If \(x = r(w)\) where \(r\) is the transformation we seek, recall that the cumulative probabilities are

\[ P(x) \, = \, P(r(w)) \, = \, P(w) \, = \, w, \] and the result we need is that \[ w \, = \, P(x) \, = \int\limits_{- \infty}^{x} p(x) \, dx. \]Our task is to come up with an \(x\) that goes with the uniformly distributed \(w\) - it is not as hard as it would seem. As an example, suppose we want to generate a normal variable \(x\) (zero mean, unity variance). We have

\begin{align} P(x) \, = \int\limits_{- \infty}^{x} \dfrac{1}{\sqrt{2 \pi}} e^{-t^2 / 2} \, dt \, &= \, w \\[4pt] F(x) \, &= \, w, \textrm { or} \\[4pt] x \, &= \, F^{-1} (w), \end{align}

where \(F(x)\) is the cumulative probability function of a standard Gaussian variable (zero mean, unity variance), and can be looked up or calculated with standard routines.
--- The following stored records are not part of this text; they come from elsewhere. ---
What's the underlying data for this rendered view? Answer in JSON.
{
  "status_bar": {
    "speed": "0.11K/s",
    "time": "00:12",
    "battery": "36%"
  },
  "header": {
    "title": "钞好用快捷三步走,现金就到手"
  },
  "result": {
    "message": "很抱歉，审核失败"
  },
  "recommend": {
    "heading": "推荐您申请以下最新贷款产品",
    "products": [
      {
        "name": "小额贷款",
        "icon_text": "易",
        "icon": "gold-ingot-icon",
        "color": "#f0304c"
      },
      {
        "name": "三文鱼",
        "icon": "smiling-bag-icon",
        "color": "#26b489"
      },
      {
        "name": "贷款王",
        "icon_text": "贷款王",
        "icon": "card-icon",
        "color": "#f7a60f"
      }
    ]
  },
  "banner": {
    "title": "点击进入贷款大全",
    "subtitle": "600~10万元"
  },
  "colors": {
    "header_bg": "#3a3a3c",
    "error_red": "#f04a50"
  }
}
Note \(F(x)\) is related within a scale factor to the error function (\( \textrm{erf} \)).

As another example, consider the exponential distribution

\[ p(x) \, = \, \lambda e^{- \lambda x}; \]this distribution is often used to describe the time of failure in complex systems. We have

\begin{align} P(x) \, = \int\limits_{0}^{x} \lambda e^{- \lambda t} \, dt \, &= \, w \\[4pt] 1 - e^{- \lambda x} \, &= \, w \textrm { or} \\[4pt] x \, &= \, - \dfrac{\log (1-w)}{\lambda}. \end{align}

Similarly, this procedure applied to the Rayleigh distribution \[ p(x) \, = \, x e^{-x^2 / 2} \] gives \(x = \sqrt{-2 \log (1-w)}\). In these formulas, we can replace \((w-1)\) with \(w\) throughout; \(w\) is uniformly distributed on the interval \([0, \, 1]\), so they are equivalent.